10 November 2010

Anarchy in the U.K.



An estimated 50,000 people demonstrated on the streets of Central London to protest a proposed trebling of student tuition costs by the ruling Tory government.

But things turned violent when a group of perhaps 500 protestors broke off from the main demonstration and gathered in front of the Conservative Party Headquarters at Millbank Centre (Westminster) carrying an effigy of Prime Minister David Cameron.  The protestors at Millbank Center dropped their placards and burned them as they banged drums and shouted their slogans like “No ifs ands or buts–No Student Cuts”.  But the mood turned darker when masked anarchists lead the mob to start attacking the building by throwing missiles at the plate glass ground floor windows chanting “Die Tory Scum”.

Eventually the 20 cops stations at Millbank were overwhelmed  so the mob waltzed into the building, smashing everything inside and spray painting symbols of anarchism inside the building. Rioters set off fire extinguishers, overturned filing cabinets and threw paperwork out of the windows. Some rioters reached the top of the building and started throwing fire extinguishers, bottles and burning placards at the police cordon.  In the end, 35 thugs were arrested and 14 people were hospitalized in this violent row.

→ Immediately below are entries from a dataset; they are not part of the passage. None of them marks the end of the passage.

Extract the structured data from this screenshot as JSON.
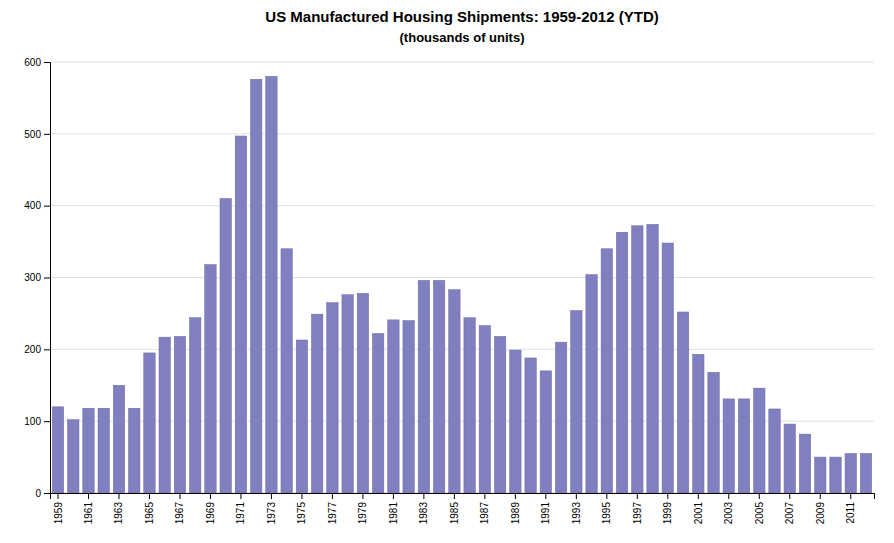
{
  "chart_data": {
    "type": "bar",
    "title": "US Manufactured Housing Shipments: 1959-2012 (YTD)",
    "subtitle": "(thousands of units)",
    "categories": [
      "1959",
      null,
      "1961",
      null,
      "1963",
      null,
      "1965",
      null,
      "1967",
      null,
      "1969",
      null,
      "1971",
      null,
      "1973",
      null,
      "1975",
      null,
      "1977",
      null,
      "1979",
      null,
      "1981",
      null,
      "1983",
      null,
      "1985",
      null,
      "1987",
      null,
      "1989",
      null,
      "1991",
      null,
      "1993",
      null,
      "1995",
      null,
      "1997",
      null,
      "1999",
      null,
      "2001",
      null,
      "2003",
      null,
      "2005",
      null,
      "2007",
      null,
      "2009",
      null,
      "2011",
      null
    ],
    "values": [
      120,
      102,
      118,
      118,
      150,
      118,
      195,
      217,
      218,
      244,
      318,
      410,
      497,
      576,
      580,
      340,
      213,
      249,
      265,
      276,
      278,
      222,
      241,
      240,
      296,
      296,
      283,
      244,
      233,
      218,
      199,
      188,
      170,
      210,
      254,
      304,
      340,
      363,
      372,
      374,
      348,
      252,
      193,
      168,
      131,
      131,
      146,
      117,
      96,
      82,
      50,
      50,
      55,
      55
    ],
    "color": "#8080c0",
    "ylim": [
      0,
      600
    ],
    "yticks": [
      0,
      100,
      200,
      300,
      400,
      500,
      600
    ],
    "grid": true
  }
}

Conservatives were non-plussed that the Tory headquarters were trashed but the nearby Liberal Democrat Headquarters (which is the minority partner in the ruling coalition) was unscathed.  This lead a senior Tory official to grouse about how the Lib Democrats got a heavy security cordon but the police failed to do so for the Conservatives. There were some reports that the Conservative Headquarters had to be evacuated but this report has been played down by the Tories.

Of course, student leaders were aghast that their well publicized protest was hijacked by a small band of violent troublemakers. The student leaders feel that their message was completely undermined by the violence.

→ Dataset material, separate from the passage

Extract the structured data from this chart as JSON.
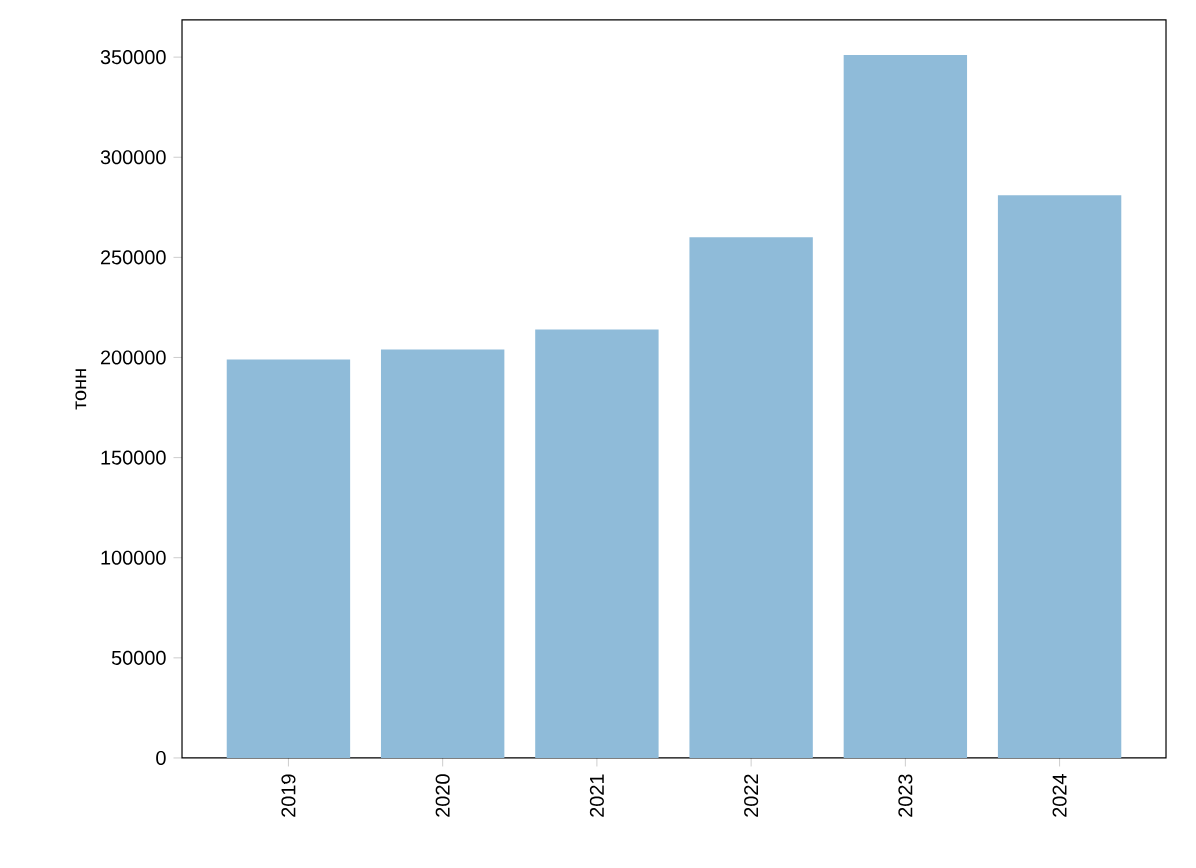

This episode is worrisome for several reasons.  This was a well publicized and organized protest march but only 225 police were assigned.  Moreover, the London Metropolitan Police had a woefully inadequate response to an attack at members of the governing party.  That is not yobs or idealistic protesters that is anarchistic terrorism that threatens civil government.   The infiltration by the anarchists was roundly criticized by student protest leaders, but the Millbank attack marks a foray at mainstreaming anarchism by bootstrapping on middle class protests.  It also was a violent protest that was not contained in a “free speech zone” that sometimes is tolerated for international meetings.  This sort of vitriolic violence can spiral out of control, especially if economic conditions markedly worsen.

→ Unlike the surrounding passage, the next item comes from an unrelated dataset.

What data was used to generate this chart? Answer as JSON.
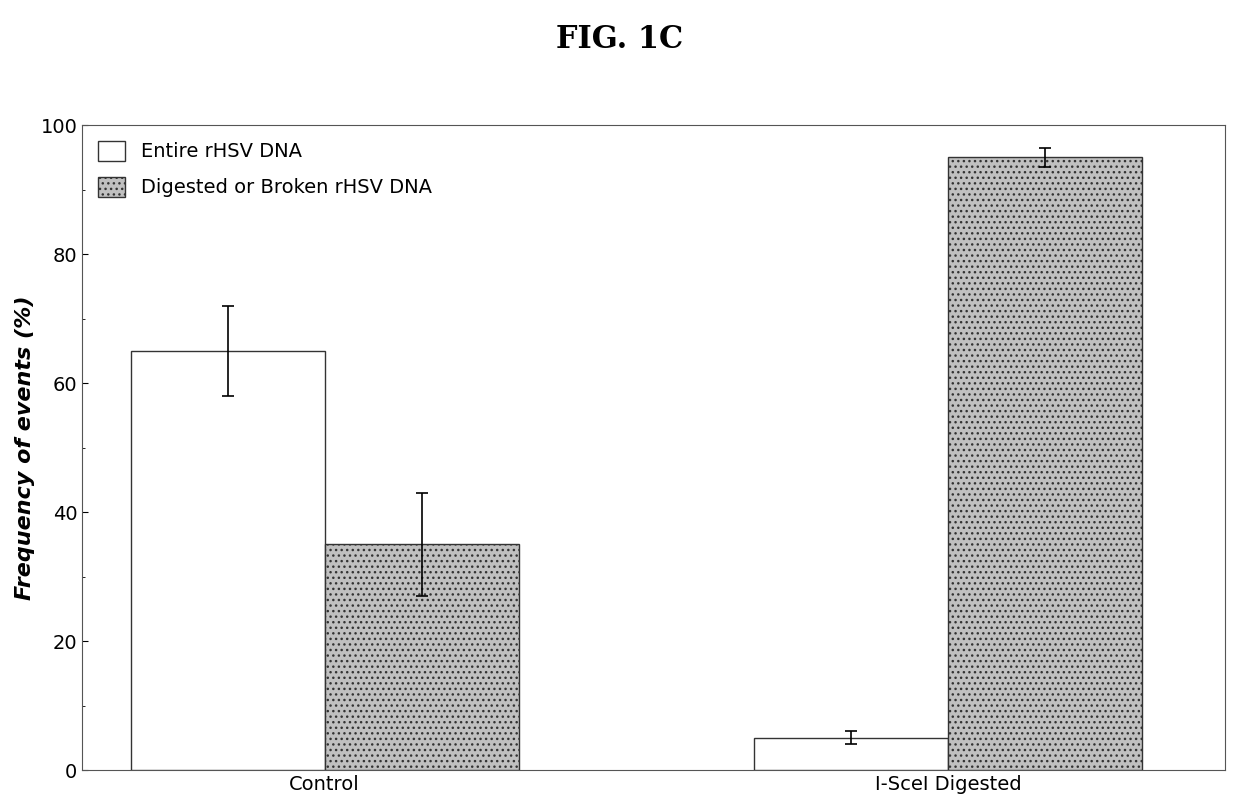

Could this be a foray at fulfilling the dream depicted in the Fabian window? George Bernard Shaw commissioned a window for the London School of Economics that shows socialist hammering out a burning world under the crest of a wolf in sheep's clothing hammer out the world with the motto "remoulding the world nearer his heart’s desire".




Such symbolic syncronicity may seem specious to the Common Man.  But forces that want to impose  fundamental change might seize upon instances of social chaos.